The Evolution of Medical and Surgical Therapy for Coronary Artery DiseaseA 15-Year Perspective

Author Affiliations

From the Departments of Medicine (Drs Califf, Hlatky, Mark, and Pryor), Community and Family Medicine (Drs Harrell, Lee, and Muhlbaier), and Surgery (Drs Rankin, Jones, Muhlbaier, and Oldham), Duke University Medical Center, Durham, NC.

From the Departments of Medicine (Drs Califf, Hlatky, Mark, and Pryor), Community and Family Medicine (Drs Harrell, Lee, and Muhlbaier), and Surgery (Drs Rankin, Jones, Muhlbaier, and Oldham), Duke University Medical Center, Durham, NC.
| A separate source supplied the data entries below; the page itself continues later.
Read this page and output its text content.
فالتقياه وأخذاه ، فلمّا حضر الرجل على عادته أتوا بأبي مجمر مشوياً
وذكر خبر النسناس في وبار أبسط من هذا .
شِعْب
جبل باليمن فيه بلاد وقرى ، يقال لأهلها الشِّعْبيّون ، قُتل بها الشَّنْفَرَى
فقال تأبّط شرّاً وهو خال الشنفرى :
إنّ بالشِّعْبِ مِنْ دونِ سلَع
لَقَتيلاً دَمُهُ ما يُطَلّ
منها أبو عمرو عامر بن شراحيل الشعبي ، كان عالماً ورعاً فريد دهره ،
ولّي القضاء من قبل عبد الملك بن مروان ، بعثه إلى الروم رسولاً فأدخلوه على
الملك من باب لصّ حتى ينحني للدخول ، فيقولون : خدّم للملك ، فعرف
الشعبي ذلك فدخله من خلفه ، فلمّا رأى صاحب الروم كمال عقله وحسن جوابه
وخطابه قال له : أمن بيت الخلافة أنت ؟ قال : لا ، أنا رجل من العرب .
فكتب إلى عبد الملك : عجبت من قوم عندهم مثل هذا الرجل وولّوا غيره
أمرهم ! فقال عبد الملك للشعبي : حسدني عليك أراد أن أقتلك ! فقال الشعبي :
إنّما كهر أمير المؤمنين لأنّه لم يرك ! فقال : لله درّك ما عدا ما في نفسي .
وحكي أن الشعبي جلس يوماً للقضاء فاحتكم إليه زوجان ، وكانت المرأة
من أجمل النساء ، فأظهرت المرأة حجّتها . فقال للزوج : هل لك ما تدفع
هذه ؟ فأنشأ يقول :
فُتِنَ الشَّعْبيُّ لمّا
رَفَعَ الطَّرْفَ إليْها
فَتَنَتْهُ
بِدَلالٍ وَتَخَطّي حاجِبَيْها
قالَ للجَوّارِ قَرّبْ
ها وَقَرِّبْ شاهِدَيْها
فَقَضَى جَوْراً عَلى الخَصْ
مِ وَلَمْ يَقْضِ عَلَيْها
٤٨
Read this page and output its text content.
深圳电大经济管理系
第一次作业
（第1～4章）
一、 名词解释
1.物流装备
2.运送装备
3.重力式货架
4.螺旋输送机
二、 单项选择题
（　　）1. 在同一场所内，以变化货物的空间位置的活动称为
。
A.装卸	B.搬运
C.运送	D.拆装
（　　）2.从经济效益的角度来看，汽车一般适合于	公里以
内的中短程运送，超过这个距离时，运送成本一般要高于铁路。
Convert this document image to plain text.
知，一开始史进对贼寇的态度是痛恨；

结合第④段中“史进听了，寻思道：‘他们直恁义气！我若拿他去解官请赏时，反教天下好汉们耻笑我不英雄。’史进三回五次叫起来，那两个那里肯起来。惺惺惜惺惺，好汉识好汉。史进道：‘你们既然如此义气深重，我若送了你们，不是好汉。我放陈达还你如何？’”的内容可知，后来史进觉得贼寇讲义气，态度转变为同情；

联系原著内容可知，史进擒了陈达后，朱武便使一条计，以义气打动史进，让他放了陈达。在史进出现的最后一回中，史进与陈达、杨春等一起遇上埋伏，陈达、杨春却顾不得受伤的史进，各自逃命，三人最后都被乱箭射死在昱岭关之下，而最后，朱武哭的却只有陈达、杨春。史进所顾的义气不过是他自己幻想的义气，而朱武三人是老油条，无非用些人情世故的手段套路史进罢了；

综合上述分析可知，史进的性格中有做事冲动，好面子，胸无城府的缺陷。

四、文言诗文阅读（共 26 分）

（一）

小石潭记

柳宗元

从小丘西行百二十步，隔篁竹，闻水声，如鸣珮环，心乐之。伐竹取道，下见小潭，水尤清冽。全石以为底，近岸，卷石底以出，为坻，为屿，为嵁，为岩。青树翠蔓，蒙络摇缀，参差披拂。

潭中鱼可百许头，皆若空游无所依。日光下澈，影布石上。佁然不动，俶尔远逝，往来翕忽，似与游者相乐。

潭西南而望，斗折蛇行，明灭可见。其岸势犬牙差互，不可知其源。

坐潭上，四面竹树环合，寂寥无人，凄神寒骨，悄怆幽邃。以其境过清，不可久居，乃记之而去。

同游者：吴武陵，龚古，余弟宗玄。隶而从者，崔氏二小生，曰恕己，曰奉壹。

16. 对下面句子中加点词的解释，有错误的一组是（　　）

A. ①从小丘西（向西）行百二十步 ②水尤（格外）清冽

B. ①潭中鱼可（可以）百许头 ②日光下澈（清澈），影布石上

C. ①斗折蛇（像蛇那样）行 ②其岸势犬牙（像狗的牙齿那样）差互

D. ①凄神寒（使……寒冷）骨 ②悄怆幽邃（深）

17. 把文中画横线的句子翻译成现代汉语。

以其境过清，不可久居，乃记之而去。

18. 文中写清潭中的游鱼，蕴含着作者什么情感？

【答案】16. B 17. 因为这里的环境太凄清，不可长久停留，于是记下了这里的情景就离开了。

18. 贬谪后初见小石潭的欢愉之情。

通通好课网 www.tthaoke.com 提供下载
JAMA. 1989;261(14):2077-2086. doi:10.1001/jama.1989.03420140079032
Abstract

To elucidate the factors associated with improved survival following coronary artery bypass surgery, we studied 5809 patients receiving medical or surgical therapy for coronary artery disease. Three factors were associated with a significant surgical survival benefit: more severe coronary disease, a worse prognosis with medical therapy, and a more recent operative date. Patients with more extensive coronary obstruction had the greatest improvement in survival. Patients with a poor prognosis because of factors such as older age, severe angina, or left ventricular dysfunction had a reduction in risk that was proportionate to their overall risk on medical therapy. Survival with surgery progressively improved over the study period and by 1984 surgery was significantly better than medical therapy for most patient subgroups. Thus, contemporary coronary revascularization is associated with improved longevity in many patients with ischemic heart disease, especially in those with adverse prognostic indicators.